The insurance part: Usually the high deductible plan is a single deductible for either an individual or a family. Once you have met the deductible in any one year, one of two things happens: 1) you may select to have a coinsurance period where you and the carrier share the bills (typically 20% for you) until a specific amount of money is spent by you, OR 2) you select NO coinsurance and at that point the carrier pays the remainder of the health care expenses that year that qualify as benefits under your plan.

The H.S.A. part: You and /or your employer are allowed to deposit pre-tax money into a savings account each year. The amount allowed depends upon the deductible you select and/or the maximum allowed by the IRS. The money can be drawn out and remains tax free as long as it is used for medical, dental, vision or other expenses allowed by the IRS (see www.irs.gov). The money will earn interest. You can select from many banks within our country that will provide you with the account. Each bank has their own unique terms such as annual minimum deposit, annual or monthly charges, optional checks or debit cards. The bank is responsible to report the money you deposit and withdraw annually to the IRS. They are NOT responsible to report the reason for the withdrawal. You must maintain records to qualify your withdrawals should you be asked to do so. The money in the H.S.A. is yours forever…as you grow older, move to a new employer or a new state.

HMO – Health Maintenance Organization

An HMO takes a financial risk to provide you with specific medical services. HMOs have no lifetime maximum. There are NO pre-existing condition waivers / riders.

HMOs generally have a unique provider network.
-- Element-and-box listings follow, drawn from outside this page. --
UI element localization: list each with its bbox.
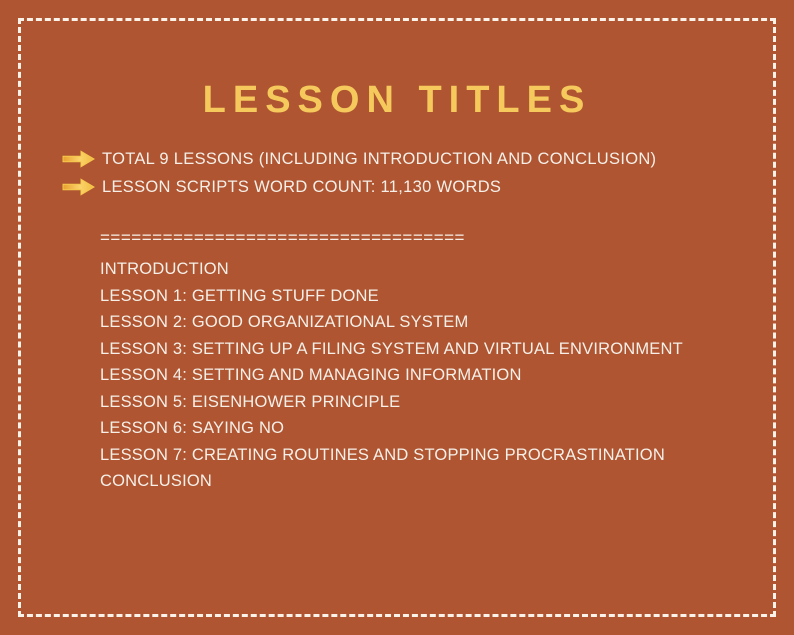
list-item: LESSON 7: CREATING ROUTINES AND STOPPING… (100, 442, 760, 469)
list-item-label: LESSON SCRIPTS WORD COUNT: 11,130 WORDS (102, 177, 501, 197)
lesson-title-list: =================================== INTR… (100, 225, 760, 495)
slide-canvas: LESSON TITLES TOTA (0, 0, 794, 635)
separator-line: =================================== (100, 225, 760, 251)
list-item: LESSON 4: SETTING AND MANAGING INFORMATI… (100, 362, 760, 389)
list-item: LESSON 2: GOOD ORGANIZATIONAL SYSTEM (100, 309, 760, 336)
list-item: LESSON 1: GETTING STUFF DONE (100, 283, 760, 310)
summary-bullet-list: TOTAL 9 LESSONS (INCLUDING INTRODUCTION … (62, 146, 762, 202)
list-item: TOTAL 9 LESSONS (INCLUDING INTRODUCTION … (62, 146, 762, 172)
list-item: LESSON 3: SETTING UP A FILING SYSTEM AND… (100, 336, 760, 363)
list-item: LESSON 5: EISENHOWER PRINCIPLE (100, 389, 760, 416)
slide-content: LESSON TITLES TOTA (0, 0, 794, 635)
list-item: INTRODUCTION (100, 256, 760, 283)
list-item: LESSON 6: SAYING NO (100, 415, 760, 442)
page-title: LESSON TITLES (0, 78, 794, 122)
arrow-right-icon (62, 177, 96, 197)
list-item: LESSON SCRIPTS WORD COUNT: 11,130 WORDS (62, 174, 762, 200)
arrow-right-icon (62, 149, 96, 169)
list-item-label: TOTAL 9 LESSONS (INCLUDING INTRODUCTION … (102, 149, 656, 169)
list-item: CONCLUSION (100, 468, 760, 495)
You must reside within the designated HMO area. You must use the physicians and other providers within the network. There are NO benefits for services provided outside the network other than emergency care. You will be required to select a primary care physician. A referral to a specialist may be required. This close relationship with providers allows HMOs to unite with their providers in managing your care. HMOs are generally less expensive than PPOs and may have more extensive benefits.

Coinsurance

The amount you may be required to pay for services after you pay any plan deductible.

Copayment

The amount you pay for some medical services according to your health plan details. A copay does NOT usually go towards meeting your deductible or coinsurance amount.

Credible Coverage

When you have been covered by group insurance (or some other types but not individual insurance) for the past 12 months with no break in coverage for greater than 63 days, you are said to have credible coverage. You will be asked to prove credible coverage by providing a Credible Coverage Statement from each carrier that has covered you in the past 12 months. Once you prove credible coverage, the carrier will remove the pre-existing period from your coverage.

Deductible

The amount you must pay for some medical services according to your health plan details before the carrier begins to pay. Lab, x-ray, office procedures, outpatient surgery, hospitalization and emergency department benefits usually require you to meet your deductible first.

Formulary

A list of generic and brand names drugs that are covered under a specific health plan. Usually there are NO benefits for drugs not on the formulary.